Luis M. Schang (Li Ka Shing Institute of Virology, University of Alberta, Canada)
Speaker: Dr. Luis M. Schang (Li Ka Shing Institute of Virology, University of Alberta, Canada)
Talk: Chromatin silencing as an antiviral innate immune response
Time: Friday, 2015-10-16, 9:00
Venue: Intercollegiate Faculty of Biotechnology, Kładki 24, lecture hall B
Category: Invited Seminar
Luis M. Schang, biographical note
Dr. Luis M. Schang is a Professor at the Department of Biochemistry of the Faculty of Medicine and Dentistry of the University of Alberta, cross-appointed to the Department of Medical Microbiology and Immunology. He is also a founding member of the Li Ka Shing Institute of Virology and a founding member and president of ProPhysis, Ltd. He is the director of the MD with Special Training in Research (MD-STIR) program. Dr. Schang is an active member of the International Society for Antiviral Research (ISAR) and the International Herpesvirus Workshop (IHW). He is a section editor for PLOS ONE, a member of the editorial boards of two of the official publications of the American Society for Microbiology (ASM), the Journal of Virology, and Antimicrobial Agents and Chemotherapy, and an associate editor of Virology Journal.
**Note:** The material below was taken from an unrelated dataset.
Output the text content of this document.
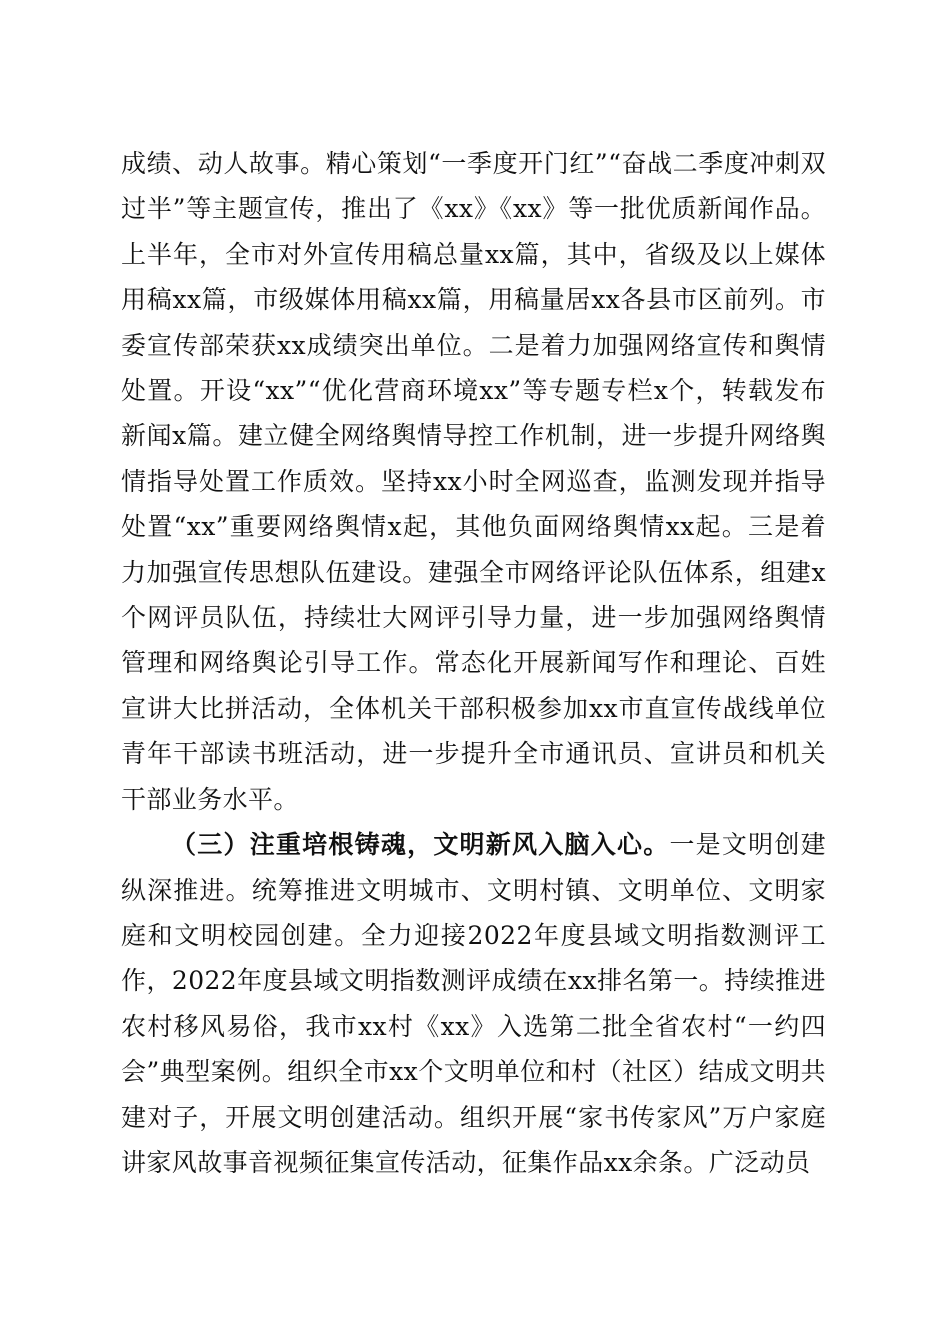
成绩、动人故事。精心策划“一季度开门红”“奋战二季度冲刺双过半”等主题宣传，推出了《xx》《xx》等一批优质新闻作品。上半年，全市对外宣传用稿总量xx篇，其中，省级及以上媒体用稿xx篇，市级媒体用稿xx篇，用稿量居xx各县市区前列。市委宣传部荣获xx成绩突出单位。二是着力加强网络宣传和舆情处置。开设“xx”“优化营商环境xx”等专题专栏x个，转载发布新闻x篇。建立健全网络舆情导控工作机制，进一步提升网络舆情指导处置工作质效。坚持xx小时全网巡查，监测发现并指导处置“xx”重要网络舆情x起，其他负面网络舆情xx起。三是着力加强宣传思想队伍建设。建强全市网络评论队伍体系，组建x个网评员队伍，持续壮大网评引导力量，进一步加强网络舆情管理和网络舆论引导工作。常态化开展新闻写作和理论、百姓宣讲大比拼活动，全体机关干部积极参加xx市直宣传战线单位青年干部读书班活动，进一步提升全市通讯员、宣讲员和机关干部业务水平。

（三）注重培根铸魂，文明新风入脑入心。一是文明创建纵深推进。统筹推进文明城市、文明村镇、文明单位、文明家庭和文明校园创建。全力迎接2022年度县域文明指数测评工作，2022年度县域文明指数测评成绩在xx排名第一。持续推进农村移风易俗，我市xx村《xx》入选第二批全省农村“一约四会”典型案例。组织全市xx个文明单位和村（社区）结成文明共建对子，开展文明创建活动。组织开展“家书传家风”万户家庭讲家风故事音视频征集宣传活动，征集作品xx余条。广泛动员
He also reviews papers for a number of high-impact scientific publications. He is a permanent or ad hoc member of grant review panels of the Canadian Institutes of Health Research (CIHR), the National Institute of Health, USA (NIH), and a number of other International granting agencies. His research interests are centered in chemical virology, the use of small chemical probes to interrogate virus-infected cells to identify factors required for viral replication and leads toward the development of new antiviral drugs. His group discovered the first lipid-targeting antiviral compounds and spearheaded the study of chromatin dynamics and epigenetics in lytic HSV infections, playing a critical role in our current understanding of the roles of chromatin as an antiviral innate cellular defense. Previously, Dr. Schang had identified the roles of the cellular cyclin-dependent kinases in viral replication and pathogenesis, and championed the use of inhibitors of cellular protein kinases against virus-induced cancers. He has been continuously funded by Canadian and American sources since 2001. Dr. Schang has published 60 original research, review or editorial articles or book chapters and holds four issued patents on novel antivirals.